Хотелось выдрать раковину и грохнуть ее об пол, вытащить служебный пистолет и разрядить его в одного из лощеных ублюдков-адвокатов, с презрительной миной разглядывавших ее помятые джинсы и растянутую застиранную футболку, с темными разводами пота, расплывавшимися из-под кожаной сбруи кобуры.
Больше всего хотелось найти Кинби, тряхнуть его и прижать к стенке. И спросить, какого такого рожна он делал в этом гадюшнике и о чем шептался с Рональдом-Конвертом.
Старого подонка описали несколько юнцов и юниц до того, как за ними приехали всполошенные родители. Чадолюбивых бюргеров кто-то заботливо предупредил еще до того, как первые полицейские патрули принялись обходить семьи потерпевших. Родители врывались в управление, похожие на разъяренных, загнанных в угол волков, готовых защищать своих детенышей ценой собственной жизни.
Глядя на брызжущего слюной отца семнадцатилетнего парнишки, хлюпавшего носом за стеклянной перегородкой, один из следователей ночной смены пробормотал, с благодарностью прикуривая протянутую Мартой сигарету:
– Кто-то их напугал до усрачки. Они сейчас готовы нам глотки рвать, лишь бы не дать щенков потрясти.
К утру уже буквально все свидетели в один голос говорили, что не видели, кто стрелял и в кого.
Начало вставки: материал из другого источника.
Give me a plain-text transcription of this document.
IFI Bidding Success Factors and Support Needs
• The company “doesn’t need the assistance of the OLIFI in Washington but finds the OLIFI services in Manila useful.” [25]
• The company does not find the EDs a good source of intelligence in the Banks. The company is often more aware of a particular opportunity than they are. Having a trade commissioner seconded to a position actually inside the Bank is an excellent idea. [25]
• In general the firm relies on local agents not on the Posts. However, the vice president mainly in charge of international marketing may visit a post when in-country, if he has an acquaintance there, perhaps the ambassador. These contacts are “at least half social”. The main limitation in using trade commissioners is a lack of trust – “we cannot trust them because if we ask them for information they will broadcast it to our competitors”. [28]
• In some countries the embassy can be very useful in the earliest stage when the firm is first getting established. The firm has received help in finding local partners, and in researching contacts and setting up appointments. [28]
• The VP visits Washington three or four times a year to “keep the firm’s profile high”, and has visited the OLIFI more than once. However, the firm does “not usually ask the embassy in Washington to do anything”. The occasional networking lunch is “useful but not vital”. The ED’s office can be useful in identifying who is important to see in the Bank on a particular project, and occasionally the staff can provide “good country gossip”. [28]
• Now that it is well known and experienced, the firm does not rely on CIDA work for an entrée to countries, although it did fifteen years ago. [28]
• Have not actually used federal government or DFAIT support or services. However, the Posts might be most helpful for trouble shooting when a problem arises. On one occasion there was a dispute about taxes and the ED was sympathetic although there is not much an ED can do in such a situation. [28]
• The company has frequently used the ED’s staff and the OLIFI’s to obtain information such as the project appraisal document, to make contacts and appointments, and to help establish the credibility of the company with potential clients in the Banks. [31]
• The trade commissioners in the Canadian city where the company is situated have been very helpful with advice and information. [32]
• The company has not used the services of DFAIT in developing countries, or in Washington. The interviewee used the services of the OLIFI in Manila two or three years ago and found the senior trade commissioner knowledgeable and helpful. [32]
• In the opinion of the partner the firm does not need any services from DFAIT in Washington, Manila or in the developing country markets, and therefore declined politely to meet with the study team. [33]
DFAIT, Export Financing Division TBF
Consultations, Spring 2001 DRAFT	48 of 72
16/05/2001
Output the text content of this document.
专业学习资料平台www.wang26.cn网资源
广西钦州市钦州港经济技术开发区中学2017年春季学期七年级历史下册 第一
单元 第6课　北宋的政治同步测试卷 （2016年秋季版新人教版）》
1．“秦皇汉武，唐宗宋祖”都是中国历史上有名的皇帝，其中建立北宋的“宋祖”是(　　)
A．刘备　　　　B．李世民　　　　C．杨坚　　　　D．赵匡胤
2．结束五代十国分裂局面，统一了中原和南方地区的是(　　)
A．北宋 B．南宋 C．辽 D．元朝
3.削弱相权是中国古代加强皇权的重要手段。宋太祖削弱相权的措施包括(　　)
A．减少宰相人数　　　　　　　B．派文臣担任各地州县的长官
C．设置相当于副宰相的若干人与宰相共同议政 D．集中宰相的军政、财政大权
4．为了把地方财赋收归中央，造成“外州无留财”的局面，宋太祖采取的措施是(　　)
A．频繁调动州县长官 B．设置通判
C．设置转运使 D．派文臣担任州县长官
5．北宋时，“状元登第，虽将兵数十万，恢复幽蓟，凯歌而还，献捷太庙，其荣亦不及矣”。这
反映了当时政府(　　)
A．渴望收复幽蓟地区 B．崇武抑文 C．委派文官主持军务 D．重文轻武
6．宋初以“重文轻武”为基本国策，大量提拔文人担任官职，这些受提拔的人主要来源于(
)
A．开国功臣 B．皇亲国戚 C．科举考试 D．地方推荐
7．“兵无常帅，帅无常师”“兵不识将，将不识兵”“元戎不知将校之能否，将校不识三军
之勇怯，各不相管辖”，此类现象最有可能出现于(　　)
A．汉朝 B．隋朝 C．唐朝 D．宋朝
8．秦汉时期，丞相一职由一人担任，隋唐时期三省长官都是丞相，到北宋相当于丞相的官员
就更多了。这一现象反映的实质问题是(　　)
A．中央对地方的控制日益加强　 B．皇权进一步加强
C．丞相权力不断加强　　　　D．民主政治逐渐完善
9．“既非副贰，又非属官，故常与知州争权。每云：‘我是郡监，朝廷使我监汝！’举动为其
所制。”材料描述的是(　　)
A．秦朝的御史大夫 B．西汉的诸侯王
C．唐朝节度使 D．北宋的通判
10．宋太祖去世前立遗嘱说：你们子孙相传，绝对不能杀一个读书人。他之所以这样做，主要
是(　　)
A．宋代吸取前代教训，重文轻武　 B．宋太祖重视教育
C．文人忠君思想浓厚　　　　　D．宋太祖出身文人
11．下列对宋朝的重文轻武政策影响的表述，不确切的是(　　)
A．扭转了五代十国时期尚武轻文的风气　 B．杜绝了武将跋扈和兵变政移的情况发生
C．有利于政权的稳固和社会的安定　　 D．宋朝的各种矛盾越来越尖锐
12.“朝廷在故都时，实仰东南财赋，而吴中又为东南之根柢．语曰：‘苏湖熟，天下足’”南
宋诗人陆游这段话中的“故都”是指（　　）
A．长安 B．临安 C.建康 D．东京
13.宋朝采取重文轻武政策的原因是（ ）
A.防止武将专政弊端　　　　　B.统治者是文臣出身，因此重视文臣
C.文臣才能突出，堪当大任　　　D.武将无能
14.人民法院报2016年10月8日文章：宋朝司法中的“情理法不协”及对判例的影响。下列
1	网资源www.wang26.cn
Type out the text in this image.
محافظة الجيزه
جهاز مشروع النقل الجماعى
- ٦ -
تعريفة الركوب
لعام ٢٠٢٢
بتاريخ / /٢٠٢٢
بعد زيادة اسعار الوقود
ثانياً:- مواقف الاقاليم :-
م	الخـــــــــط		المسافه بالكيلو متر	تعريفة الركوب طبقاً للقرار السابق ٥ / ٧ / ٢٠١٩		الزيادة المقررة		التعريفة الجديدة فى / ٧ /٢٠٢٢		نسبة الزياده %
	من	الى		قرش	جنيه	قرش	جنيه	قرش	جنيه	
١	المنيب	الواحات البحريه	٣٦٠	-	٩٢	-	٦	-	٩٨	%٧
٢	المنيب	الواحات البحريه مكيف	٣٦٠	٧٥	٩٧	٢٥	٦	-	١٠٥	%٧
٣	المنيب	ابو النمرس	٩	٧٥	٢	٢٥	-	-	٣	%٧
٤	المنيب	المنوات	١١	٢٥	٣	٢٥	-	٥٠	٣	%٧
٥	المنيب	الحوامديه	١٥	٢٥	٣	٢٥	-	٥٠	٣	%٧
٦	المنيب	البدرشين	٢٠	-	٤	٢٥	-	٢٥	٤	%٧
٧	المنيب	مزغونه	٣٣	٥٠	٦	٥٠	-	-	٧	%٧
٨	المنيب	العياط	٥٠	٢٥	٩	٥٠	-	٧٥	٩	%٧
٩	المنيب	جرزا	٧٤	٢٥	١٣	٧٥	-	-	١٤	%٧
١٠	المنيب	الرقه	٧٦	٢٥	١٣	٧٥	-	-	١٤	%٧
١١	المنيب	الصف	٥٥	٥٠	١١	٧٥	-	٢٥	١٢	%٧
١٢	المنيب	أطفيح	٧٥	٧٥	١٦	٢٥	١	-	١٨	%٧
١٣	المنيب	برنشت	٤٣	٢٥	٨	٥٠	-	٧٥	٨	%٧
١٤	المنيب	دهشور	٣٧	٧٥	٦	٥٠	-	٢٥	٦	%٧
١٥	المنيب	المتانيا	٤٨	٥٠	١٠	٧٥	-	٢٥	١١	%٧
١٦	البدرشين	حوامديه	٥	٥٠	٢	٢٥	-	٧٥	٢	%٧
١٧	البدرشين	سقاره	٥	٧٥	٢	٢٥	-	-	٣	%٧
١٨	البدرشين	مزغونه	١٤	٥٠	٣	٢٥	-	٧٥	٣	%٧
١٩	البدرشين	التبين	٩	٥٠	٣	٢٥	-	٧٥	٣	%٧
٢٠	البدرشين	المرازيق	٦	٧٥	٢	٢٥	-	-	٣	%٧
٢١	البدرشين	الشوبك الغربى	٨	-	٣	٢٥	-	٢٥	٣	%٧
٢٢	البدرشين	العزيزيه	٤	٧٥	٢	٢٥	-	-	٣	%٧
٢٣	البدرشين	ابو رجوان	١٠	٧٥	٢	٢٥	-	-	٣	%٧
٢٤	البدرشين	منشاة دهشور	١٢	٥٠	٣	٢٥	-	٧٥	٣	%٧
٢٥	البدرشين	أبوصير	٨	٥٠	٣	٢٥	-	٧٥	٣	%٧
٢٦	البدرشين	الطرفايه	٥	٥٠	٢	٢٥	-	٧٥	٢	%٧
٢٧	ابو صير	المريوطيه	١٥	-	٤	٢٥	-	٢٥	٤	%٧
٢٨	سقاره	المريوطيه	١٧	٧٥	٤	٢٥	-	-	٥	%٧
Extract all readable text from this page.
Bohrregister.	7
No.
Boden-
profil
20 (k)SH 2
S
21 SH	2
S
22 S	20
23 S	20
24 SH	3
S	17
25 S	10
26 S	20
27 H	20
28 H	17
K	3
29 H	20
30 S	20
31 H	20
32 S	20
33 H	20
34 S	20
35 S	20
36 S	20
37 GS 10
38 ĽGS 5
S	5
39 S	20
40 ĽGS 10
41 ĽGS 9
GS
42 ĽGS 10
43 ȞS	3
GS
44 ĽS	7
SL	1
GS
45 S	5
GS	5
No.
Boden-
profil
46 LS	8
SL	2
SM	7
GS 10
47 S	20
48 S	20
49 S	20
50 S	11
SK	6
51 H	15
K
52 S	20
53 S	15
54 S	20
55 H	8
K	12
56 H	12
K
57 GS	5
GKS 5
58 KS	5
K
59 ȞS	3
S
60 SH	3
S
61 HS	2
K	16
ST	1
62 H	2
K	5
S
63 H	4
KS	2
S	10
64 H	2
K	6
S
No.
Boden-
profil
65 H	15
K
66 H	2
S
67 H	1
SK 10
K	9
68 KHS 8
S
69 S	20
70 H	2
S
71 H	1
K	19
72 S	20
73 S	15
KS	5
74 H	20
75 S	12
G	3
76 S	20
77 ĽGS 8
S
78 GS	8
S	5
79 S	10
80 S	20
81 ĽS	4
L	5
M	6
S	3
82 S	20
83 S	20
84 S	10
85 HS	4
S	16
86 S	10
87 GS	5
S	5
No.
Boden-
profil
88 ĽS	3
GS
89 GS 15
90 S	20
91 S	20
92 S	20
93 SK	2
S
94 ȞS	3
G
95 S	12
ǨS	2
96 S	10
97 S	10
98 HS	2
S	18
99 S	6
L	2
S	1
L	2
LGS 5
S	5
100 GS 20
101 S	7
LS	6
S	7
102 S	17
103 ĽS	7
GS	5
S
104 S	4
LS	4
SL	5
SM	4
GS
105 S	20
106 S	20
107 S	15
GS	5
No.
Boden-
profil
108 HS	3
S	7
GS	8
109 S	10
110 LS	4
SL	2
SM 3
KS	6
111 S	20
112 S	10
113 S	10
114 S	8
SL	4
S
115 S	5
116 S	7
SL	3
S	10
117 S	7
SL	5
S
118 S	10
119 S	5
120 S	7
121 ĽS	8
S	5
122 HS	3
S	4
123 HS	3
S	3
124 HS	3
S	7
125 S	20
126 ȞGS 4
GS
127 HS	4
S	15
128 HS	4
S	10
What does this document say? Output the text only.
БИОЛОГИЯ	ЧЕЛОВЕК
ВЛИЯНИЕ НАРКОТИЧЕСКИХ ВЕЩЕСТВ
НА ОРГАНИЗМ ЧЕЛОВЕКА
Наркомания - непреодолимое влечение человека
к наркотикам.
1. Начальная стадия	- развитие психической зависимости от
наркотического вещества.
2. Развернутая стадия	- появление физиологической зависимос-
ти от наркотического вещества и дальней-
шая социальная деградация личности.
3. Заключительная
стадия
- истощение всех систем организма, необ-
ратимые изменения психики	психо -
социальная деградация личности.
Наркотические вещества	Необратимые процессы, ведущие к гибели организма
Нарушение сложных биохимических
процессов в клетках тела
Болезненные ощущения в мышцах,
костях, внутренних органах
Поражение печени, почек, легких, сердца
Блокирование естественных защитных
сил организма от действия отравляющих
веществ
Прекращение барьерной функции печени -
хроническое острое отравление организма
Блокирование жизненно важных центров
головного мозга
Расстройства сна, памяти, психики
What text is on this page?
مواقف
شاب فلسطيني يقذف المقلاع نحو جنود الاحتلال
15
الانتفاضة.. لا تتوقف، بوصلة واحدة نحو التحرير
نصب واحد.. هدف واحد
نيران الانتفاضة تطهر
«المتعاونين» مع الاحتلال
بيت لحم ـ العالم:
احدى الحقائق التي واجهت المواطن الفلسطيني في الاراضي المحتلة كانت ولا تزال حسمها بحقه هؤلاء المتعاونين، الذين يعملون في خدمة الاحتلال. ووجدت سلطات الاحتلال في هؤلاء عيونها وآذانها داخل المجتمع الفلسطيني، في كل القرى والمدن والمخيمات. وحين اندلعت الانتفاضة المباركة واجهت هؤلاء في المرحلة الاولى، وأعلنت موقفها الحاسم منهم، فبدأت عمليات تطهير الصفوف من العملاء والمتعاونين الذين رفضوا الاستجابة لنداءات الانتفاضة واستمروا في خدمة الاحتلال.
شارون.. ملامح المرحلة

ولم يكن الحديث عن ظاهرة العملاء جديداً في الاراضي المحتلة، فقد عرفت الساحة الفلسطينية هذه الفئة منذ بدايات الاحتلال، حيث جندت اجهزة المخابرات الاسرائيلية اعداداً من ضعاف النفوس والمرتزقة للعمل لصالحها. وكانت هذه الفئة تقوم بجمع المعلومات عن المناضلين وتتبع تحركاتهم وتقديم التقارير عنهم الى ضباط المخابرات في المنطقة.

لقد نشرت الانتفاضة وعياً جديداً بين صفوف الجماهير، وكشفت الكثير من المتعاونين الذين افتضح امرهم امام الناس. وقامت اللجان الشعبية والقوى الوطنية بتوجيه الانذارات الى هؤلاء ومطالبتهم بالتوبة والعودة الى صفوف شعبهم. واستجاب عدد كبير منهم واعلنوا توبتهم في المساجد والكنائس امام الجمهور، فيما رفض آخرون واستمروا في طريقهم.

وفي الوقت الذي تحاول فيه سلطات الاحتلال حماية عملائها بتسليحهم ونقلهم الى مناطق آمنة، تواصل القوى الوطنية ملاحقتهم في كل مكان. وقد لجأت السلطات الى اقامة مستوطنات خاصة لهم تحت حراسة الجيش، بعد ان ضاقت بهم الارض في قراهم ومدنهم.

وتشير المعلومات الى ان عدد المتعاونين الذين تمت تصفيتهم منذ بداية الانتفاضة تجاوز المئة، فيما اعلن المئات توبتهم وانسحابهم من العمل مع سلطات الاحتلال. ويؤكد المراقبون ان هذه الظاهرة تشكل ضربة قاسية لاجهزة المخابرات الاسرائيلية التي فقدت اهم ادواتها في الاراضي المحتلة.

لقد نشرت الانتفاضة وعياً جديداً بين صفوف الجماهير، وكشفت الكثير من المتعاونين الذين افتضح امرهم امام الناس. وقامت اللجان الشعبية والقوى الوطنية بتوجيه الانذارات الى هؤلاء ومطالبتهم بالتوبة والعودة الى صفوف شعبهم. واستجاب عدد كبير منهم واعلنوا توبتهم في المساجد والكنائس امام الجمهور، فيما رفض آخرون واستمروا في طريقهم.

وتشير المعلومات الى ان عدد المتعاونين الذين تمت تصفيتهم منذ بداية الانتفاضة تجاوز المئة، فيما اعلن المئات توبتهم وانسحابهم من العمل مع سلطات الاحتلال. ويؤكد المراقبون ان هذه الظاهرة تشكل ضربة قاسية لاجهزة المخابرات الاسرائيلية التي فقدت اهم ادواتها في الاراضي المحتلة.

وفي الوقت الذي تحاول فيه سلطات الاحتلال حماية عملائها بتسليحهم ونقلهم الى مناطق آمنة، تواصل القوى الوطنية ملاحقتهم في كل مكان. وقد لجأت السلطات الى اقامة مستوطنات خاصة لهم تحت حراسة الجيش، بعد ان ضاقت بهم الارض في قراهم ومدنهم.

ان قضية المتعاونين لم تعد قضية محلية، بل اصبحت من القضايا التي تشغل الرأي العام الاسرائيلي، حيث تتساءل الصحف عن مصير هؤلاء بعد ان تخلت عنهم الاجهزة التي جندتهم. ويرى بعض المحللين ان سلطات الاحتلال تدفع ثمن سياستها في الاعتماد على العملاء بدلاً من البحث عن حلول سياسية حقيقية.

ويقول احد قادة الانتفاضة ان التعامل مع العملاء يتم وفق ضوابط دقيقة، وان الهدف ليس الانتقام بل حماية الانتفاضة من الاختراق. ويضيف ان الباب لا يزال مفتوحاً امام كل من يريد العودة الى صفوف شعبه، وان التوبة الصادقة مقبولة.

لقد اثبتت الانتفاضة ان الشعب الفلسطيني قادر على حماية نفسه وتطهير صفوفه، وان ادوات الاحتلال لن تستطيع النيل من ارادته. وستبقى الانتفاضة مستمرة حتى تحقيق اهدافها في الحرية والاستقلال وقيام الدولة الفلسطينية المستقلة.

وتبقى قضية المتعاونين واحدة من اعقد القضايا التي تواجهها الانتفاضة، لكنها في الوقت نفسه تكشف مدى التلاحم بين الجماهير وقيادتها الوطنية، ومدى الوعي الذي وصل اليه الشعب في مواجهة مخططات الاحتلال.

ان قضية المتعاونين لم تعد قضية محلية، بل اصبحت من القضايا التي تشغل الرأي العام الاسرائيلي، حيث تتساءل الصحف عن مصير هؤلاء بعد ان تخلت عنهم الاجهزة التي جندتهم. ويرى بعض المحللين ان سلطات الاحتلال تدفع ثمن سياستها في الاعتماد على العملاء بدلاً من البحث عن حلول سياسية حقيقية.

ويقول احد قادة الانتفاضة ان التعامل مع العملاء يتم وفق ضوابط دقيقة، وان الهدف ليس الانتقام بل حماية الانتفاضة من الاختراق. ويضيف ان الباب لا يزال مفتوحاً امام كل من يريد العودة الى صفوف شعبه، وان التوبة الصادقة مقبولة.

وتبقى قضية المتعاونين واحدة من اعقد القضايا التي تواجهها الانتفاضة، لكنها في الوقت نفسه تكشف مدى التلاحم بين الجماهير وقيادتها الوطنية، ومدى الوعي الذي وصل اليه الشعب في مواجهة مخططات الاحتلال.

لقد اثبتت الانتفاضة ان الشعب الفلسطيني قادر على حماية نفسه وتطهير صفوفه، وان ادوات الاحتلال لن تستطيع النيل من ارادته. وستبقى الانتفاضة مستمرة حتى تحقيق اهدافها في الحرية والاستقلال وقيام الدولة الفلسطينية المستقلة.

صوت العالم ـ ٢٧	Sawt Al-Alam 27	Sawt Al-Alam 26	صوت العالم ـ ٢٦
Слишком тусклое освещение, слишком были напуганы, ничего не видели, ничего не могут сказать. Подростки, описавшие Рональда, отказались от показаний, заявив, что им просто померещилось. А вам бы не померещилось черти что, когда в лицо брызжет мозг подружки, с которой только что обжимался?!
Сопляков живо позабирали домой и стало совсем тоскливо. Ниточки исчезали одна за другой, вскоре стало ясно, что перестрелка в «Башне Итилора» имеет все шансы войти в историю города как один из самых громких висяков за всю историю полицейского управления.
Злость на Кинби смешивалась с вязкой сосущей тревогой – он не отвечал, астралот, услугами которого он обычно пользовался, пожимал плечами и говорил, что уже давно его не видел. Выкроив несколько минут, Марта примчалась к нему домой, звонила в дверь, нервно бродила по лестничной площадке, покусывая ноготь большого пальца, обозлившись загрохотала в дверь тяжелыми ботинками. Никого…
Ругнувшись сквозь зубы, Марта сбежала по лестнице, села за руль служебной машины и закурила очередную сигарету. В сердцах двинула ладонью по рулю и зашипела сквозь зубы от боли.
Это было под утро… Сейчас усталость, перешагнувшая все мыслимые пределы, тревога и гложущее чувство какой-то неотвратимой потери, образовали коктейль, заставивший лейтенанта чувствовать себя гранатой с выдернутой чекой. Ее распирало изнутри, волны обжигающего бешенства сменялись холодными безднами ужаса.
Марта чувствовала, как мир вокруг теряет точку опоры и начинает крутиться, превращаясь в безумную карусель. Она боялась даже подумать, что с ней будет к вечеру.
– Марино! Марино, да что с тобой! – Марта сообразила, что уже несколько минут неподвижно стоит рядом с комнатой для допросов, неподвижно уставившись в пространство.
Толстый потеющий следователь, стрельнувший сигарету, тряс ее за плечо:
– Так, слушай, ты когда спала последний раз?
Марта пожала плечами. Мысль о сне вызывала тошноту, перед глазами начинало плыть, а краски становились нестерпимо яркими.
Крепко ухватив лейтенанта Марино за локоть, следователь потащил ее по коридору. Марта послушно шла, полностью занятая тем, чтобы передвигать ноги. Сдав ее с рук на руки дежурному по Управлению, толстяк, отдуваясь, поспешил обратно в комнату для допросов.
Пожилой сержант усадил Марту на кушетку в глубине темной комнатки, прятавшейся за картотечными шкафами. Сунул ей в руки пластиковый стаканчик чая и заставил выпить.
Марта пила, не ощущая вкуса, чувствуя только, как растекается внутри что-то горячее и успокаивающее.
Чья-то сильная тяжелая рука надавила на плечо и Марино почувствовала, как голова опускается на мягкое, пахнущее свежим казенным бельем. Кольнула острая боль несправедливой пустоты: – Где же Кинби? Почему? Как он мог? Что с ним?